Depuis la fin du mois dernier, en effet, depuis plus de quinze jours, presque sans interruption, l’Espagne n’a cessé d’être livrée à ce fléau des tremblemens de terre. A Madrid même, les commotions ont été assez légères et ne se sont pas reproduites. Dans le midi de l’Espagne, dans les provinces de Grenade, de Malaga, de Jaen, de Séville, les convulsions se sont succédé depuis le jour de Noël et ont pris les proportions d’une véritable catastrophe. Des milliers de victimes ont déjà péri. Des villes presque entières sont tombées en ruines ; des monumens séculaires ont été démantelés.
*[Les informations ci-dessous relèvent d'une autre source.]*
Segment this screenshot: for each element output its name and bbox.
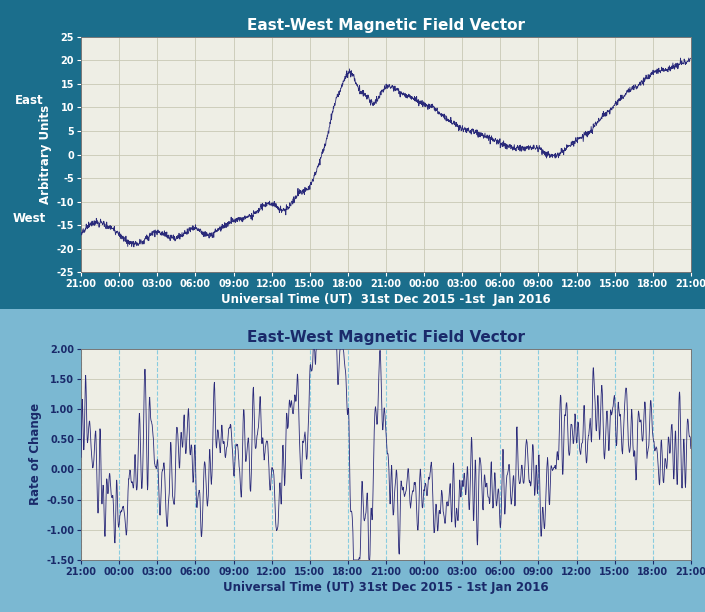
Text: East: East	[15, 94, 44, 107]
Text: West: West	[13, 212, 46, 225]
Title: East-West Magnetic Field Vector: East-West Magnetic Field Vector	[247, 18, 525, 33]
Y-axis label: Rate of Change: Rate of Change	[29, 403, 42, 506]
X-axis label: Universal Time (UT) 31st Dec 2015 - 1st Jan 2016: Universal Time (UT) 31st Dec 2015 - 1st …	[223, 581, 548, 594]
X-axis label: Universal Time (UT)  31st Dec 2015 -1st  Jan 2016: Universal Time (UT) 31st Dec 2015 -1st J…	[221, 293, 551, 307]
Y-axis label: Arbitrary Units: Arbitrary Units	[39, 105, 52, 204]
Title: East-West Magnetic Field Vector: East-West Magnetic Field Vector	[247, 330, 525, 345]
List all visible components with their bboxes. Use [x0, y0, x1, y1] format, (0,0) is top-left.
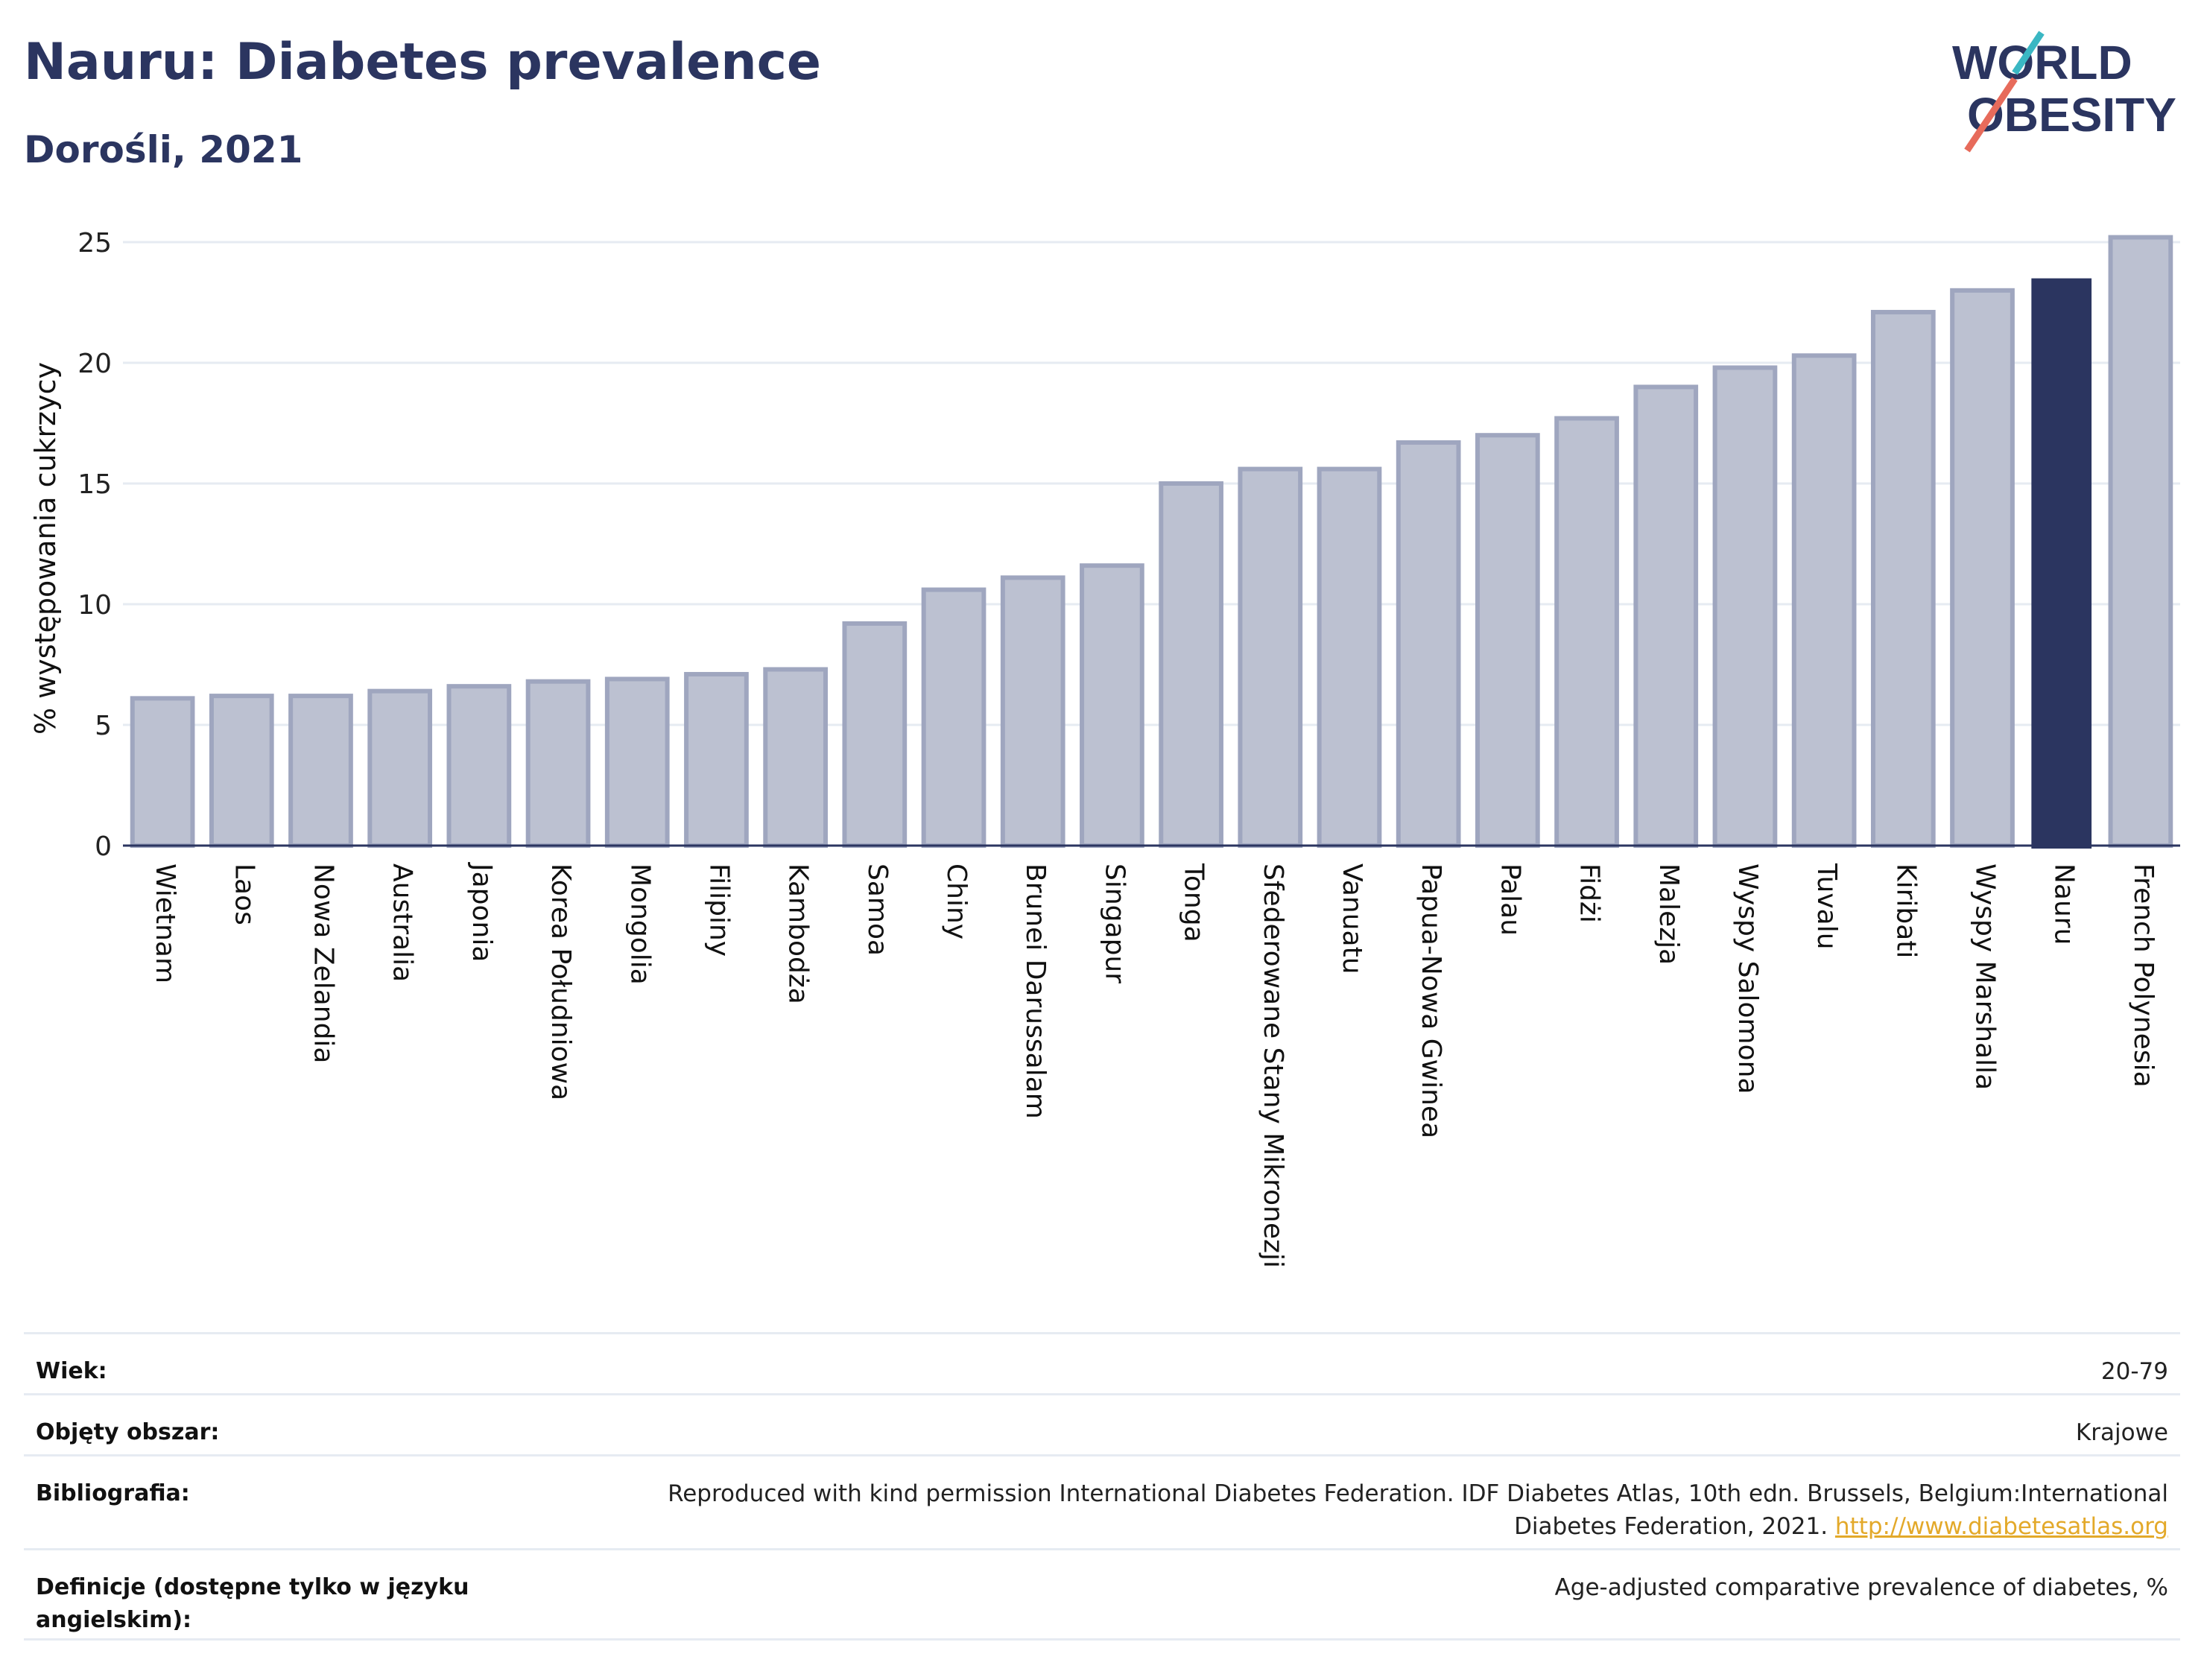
x-tick-label: Wietnam	[150, 863, 180, 983]
x-tick-label: Laos	[229, 863, 259, 925]
x-tick-label: Vanuatu	[1337, 863, 1367, 974]
info-value-definitions: Age-adjusted comparative prevalence of d…	[1554, 1574, 2168, 1601]
x-tick-label: Nauru	[2049, 863, 2080, 945]
bar-tuvalu	[1791, 353, 1857, 848]
x-tick-label: Samoa	[862, 863, 893, 956]
bar-kiribati	[1870, 309, 1936, 848]
x-tick-label: Korea Południowa	[545, 863, 576, 1100]
info-row-bibliography: Bibliografia: Reproduced with kind permi…	[24, 1454, 2180, 1548]
x-tick-label: Nowa Zelandia	[308, 863, 338, 1064]
x-tick-label: Tuvalu	[1811, 863, 1842, 950]
bar-nowa-zelandia	[288, 694, 353, 848]
y-axis-ticks: 0 5 10 15 20 25	[77, 228, 112, 862]
x-tick-label: French Polynesia	[2128, 863, 2159, 1088]
y-axis-label: % występowania cukrzycy	[29, 362, 62, 735]
x-tick-label: Kiribati	[1890, 863, 1921, 958]
x-tick-label: Fidżi	[1574, 863, 1605, 923]
x-tick-label: Australia	[387, 863, 418, 982]
x-tick-label: Singapur	[1099, 863, 1130, 983]
info-label-bibliography: Bibliografia:	[36, 1480, 190, 1506]
info-row-definitions: Definicje (dostępne tylko w języku angie…	[24, 1548, 2180, 1641]
x-axis-labels: Wietnam Laos Nowa Zelandia Australia Japonia…	[150, 862, 2159, 1268]
x-tick-label: Tonga	[1179, 863, 1209, 942]
bars	[130, 235, 2173, 849]
bar-fid-i	[1554, 416, 1619, 848]
x-tick-label: Japonia	[466, 862, 497, 962]
info-table: Wiek: 20-79 Objęty obszar: Krajowe Bibli…	[24, 1332, 2180, 1641]
info-value-age: 20-79	[2100, 1358, 2168, 1385]
bibliography-text: Reproduced with kind permission Internat…	[668, 1480, 2168, 1540]
info-label-age: Wiek:	[36, 1358, 107, 1384]
bar-malezja	[1633, 384, 1699, 848]
y-tick-label: 0	[95, 831, 112, 862]
chart-subtitle: Dorośli, 2021	[24, 128, 303, 171]
x-tick-label: Filipiny	[703, 863, 734, 957]
y-tick-label: 20	[77, 349, 112, 379]
x-tick-label: Wyspy Salomona	[1732, 863, 1763, 1094]
bar-japonia	[446, 684, 512, 848]
logo-slash-coral	[1964, 77, 2018, 153]
bar-vanuatu	[1317, 466, 1382, 848]
info-label-coverage: Objęty obszar:	[36, 1419, 220, 1445]
world-obesity-logo[interactable]: WORLD OBESITY	[1945, 30, 2191, 156]
bar-australia	[367, 688, 433, 849]
x-tick-label: Kambodża	[783, 863, 814, 1004]
bar-french-polynesia	[2108, 235, 2173, 848]
bar-wyspy-salomona	[1712, 365, 1778, 849]
bar-palau	[1475, 433, 1540, 848]
x-tick-label: Palau	[1495, 863, 1525, 936]
info-value-bibliography: Reproduced with kind permission Internat…	[604, 1477, 2168, 1543]
info-label-definitions: Definicje (dostępne tylko w języku angie…	[36, 1574, 469, 1633]
info-value-coverage: Krajowe	[2075, 1419, 2168, 1446]
y-tick-label: 10	[77, 590, 112, 621]
y-tick-label: 5	[95, 711, 112, 741]
x-tick-label: Mongolia	[624, 863, 655, 985]
bar-chart: 0 5 10 15 20 25 Wietnam Laos Nowa Zelandia Austr…	[29, 228, 2180, 1268]
logo-slash-teal	[2012, 31, 2045, 75]
diabetesatlas-link[interactable]: http://www.diabetesatlas.org	[1834, 1513, 2168, 1540]
bar-sfederowane-stany-mikronezji	[1238, 466, 1303, 848]
bar-mongolia	[604, 676, 670, 848]
x-tick-label: Wyspy Marshalla	[1970, 863, 2001, 1090]
bar-singapur	[1080, 563, 1144, 848]
bar-chiny	[921, 587, 987, 848]
bar-kambod-a	[763, 667, 828, 848]
bar-samoa	[842, 621, 908, 848]
chart-title: Nauru: Diabetes prevalence	[24, 33, 822, 92]
y-tick-label: 25	[77, 228, 112, 259]
x-tick-label: Sfederowane Stany Mikronezji	[1258, 863, 1288, 1268]
x-tick-label: Malezja	[1653, 863, 1684, 965]
bar-korea-po-udniowa	[525, 679, 591, 848]
logo-line1: WORLD	[1952, 36, 2132, 89]
bar-nauru	[2031, 278, 2092, 849]
bar-brunei-darussalam	[1000, 575, 1065, 848]
bar-tonga	[1159, 481, 1223, 848]
bar-filipiny	[684, 671, 749, 849]
bar-laos	[209, 694, 274, 848]
bar-wietnam	[130, 696, 195, 848]
bar-wyspy-marshalla	[1950, 288, 2015, 848]
x-tick-label: Papua-Nowa Gwinea	[1416, 863, 1446, 1138]
y-tick-label: 15	[77, 469, 112, 500]
x-tick-label: Brunei Darussalam	[1020, 863, 1051, 1119]
bar-papua-nowa-gwinea	[1396, 440, 1461, 848]
info-row-coverage: Objęty obszar: Krajowe	[24, 1393, 2180, 1454]
x-tick-label: Chiny	[941, 863, 972, 939]
info-row-age: Wiek: 20-79	[24, 1332, 2180, 1393]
Les populations épouvantées se sont vues réduites à abandonner leurs demeures et à s’en aller dans les campagnes pour échapper à un fléau d’autant plus redoutable qu’il est mystérieux, qu’il n’y a aucun moyen de s’en défendre. Le gouvernement s’est empressé de demander aux chambres des crédits pour venir en aide aux provinces si cruellement frappées. Le roi a voulu lui-même se rendre en Andalousie, il a tenu à porter ses sympathies et ses secours à ces populations éprouvées. Il est allé à Loja, à Grenade ; il va parcourir le Midi, et on est même obligé encore, par prudence, de le loger sous la tente. Le roi Alphonse fait son devoir de souverain. Malheureusement il est trop clair que tous les secours officiels sont des moyens bien insuffisans pour soulager tant de misères et réparer tant de ruines. Dès ce moment, les pertes sont immenses pour les provinces de l’Andalousie et par suite, pour l’Espagne tout entière, qui se ressentira longtemps de cette catastrophe. Voilà qui est un peu plus émouvant et mieux fait pour occuper des assemblées que des turbulences d’étudians sur lesquelles on discute pendant quinze jours, dont les partis se servent pour se disputer le pouvoir !


CH. DE MAZADE.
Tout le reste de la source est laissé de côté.